Przepraszam Was wszystkich ale muszę jeszcze ostatni raz wspomnieć o tym szpecu z wioski (Danielu). Dzisiejszy dzionek zapowiadał się całkiem przyjemny. Byłam z dziewczynami z Białymstoku na zakupkach. Kupiłam sobie fajny plecaczek posiedziałyśmy w kawiarni. Po prostu – było miło. Aż do momentu gdy w drodze powrotnej nie dostałam Sms od Daniela, że podrzuci mi dzisiaj zdjęcie grupowe. Oj poszedł mi humor w siną dal. Całą drogę zastanawiałam się co mam mu powiedzieć. Kiedy wróciłam do domu szybciutko się przebrałam, umalowałam, jednym słowem zrobiłam się na bóstwo. Niech wie co traci. Przyjechał. Nie chciał wejść do środka bo się spieszył. Spieszył się bo był umówiony (pewnie z dziewczyną). Ja oczywiście też powiedziałam że jestem umówiona (bo byłam, tyle że z Ewką). Pogadał chwilę (zachowywał się jakby nigdy nic się nie stało). I zniknął (mam nadzieję na zawsze) z mojego życia. Byłam wściekła na niego, na siebie, na wszystko. Dlaczego zawsze trafiam na takich zjebów??? Od teraz koniec gadania o nim.
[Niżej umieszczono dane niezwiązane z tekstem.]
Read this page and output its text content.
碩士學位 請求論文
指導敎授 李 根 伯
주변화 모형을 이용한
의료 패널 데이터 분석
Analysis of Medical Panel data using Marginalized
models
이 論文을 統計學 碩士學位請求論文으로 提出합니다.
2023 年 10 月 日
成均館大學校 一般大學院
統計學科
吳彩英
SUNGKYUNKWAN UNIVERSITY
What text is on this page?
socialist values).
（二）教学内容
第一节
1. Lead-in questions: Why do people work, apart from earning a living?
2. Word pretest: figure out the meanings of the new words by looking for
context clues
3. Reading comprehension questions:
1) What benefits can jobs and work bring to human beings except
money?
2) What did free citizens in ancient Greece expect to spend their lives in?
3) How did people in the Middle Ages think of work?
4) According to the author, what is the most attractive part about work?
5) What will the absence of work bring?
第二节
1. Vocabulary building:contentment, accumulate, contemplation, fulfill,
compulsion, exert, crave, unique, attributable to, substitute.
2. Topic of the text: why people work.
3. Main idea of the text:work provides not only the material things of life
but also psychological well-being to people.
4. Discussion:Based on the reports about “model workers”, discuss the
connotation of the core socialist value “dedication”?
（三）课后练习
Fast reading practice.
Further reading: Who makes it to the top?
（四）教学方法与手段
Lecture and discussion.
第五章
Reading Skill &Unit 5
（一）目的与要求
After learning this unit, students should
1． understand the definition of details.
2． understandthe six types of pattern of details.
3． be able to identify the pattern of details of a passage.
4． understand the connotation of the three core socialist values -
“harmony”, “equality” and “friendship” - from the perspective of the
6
Po tym spotkaniu poleciałam szybko do Ewy bo chciałyśmy iść do pubu. Poszłyśmy. Czekałyśmy 2 godz na Justynę. Przyszła posiedziała chwilkę i poszła a my zostałyśmy. Dosiadło się trochę znajomych. Spławiłyśmy jakiegoś pijaczka i ogólnie było miło. Nawet zapomniałam na chwilę.

 

magdusia:-) : :
lut 26 2004 Mam Cię dość
Komentarze: 0

Oglądałam dzisiaj kasetę ze studniówki Daniela. Ale nie cieszcie się nie dostałam jej od niego. Plasio wczoraj przywiózł ją dla Ewki, a my z Justą dzisiaj wpadłyśmy do niej zobaczyć chociaż początek. Dalszy ciąg jutro. Jak ciężko mi jest to oglądać. Patrzeć na niego. Widzieć to jak razem się bawiliśmy i mieć tą świadomość że to już się nie powtórzy. Sprawia mi to taki ból, że muszę zamykać oczy na scenach gdzie jesteśmy razem. Dzisiaj gadałam z Paulą i ona stwierdziła że Daniel lubi tak kokietować panienki. Może ona ma rację. Czyżbym kolejny raz w moim życiu dała się złapać na czułe słówka i tanie bajery. Muszę jakoś to zmienić. Od dzisiaj jeśli jeszcze raz wspomnę na tym blogu o moich uczuciach do Daniela proszę Was dajcie mi porządnego kopa w tyłek. W sobotkę jedziemy do Białegostoku, może zakupy poprawią mi humor.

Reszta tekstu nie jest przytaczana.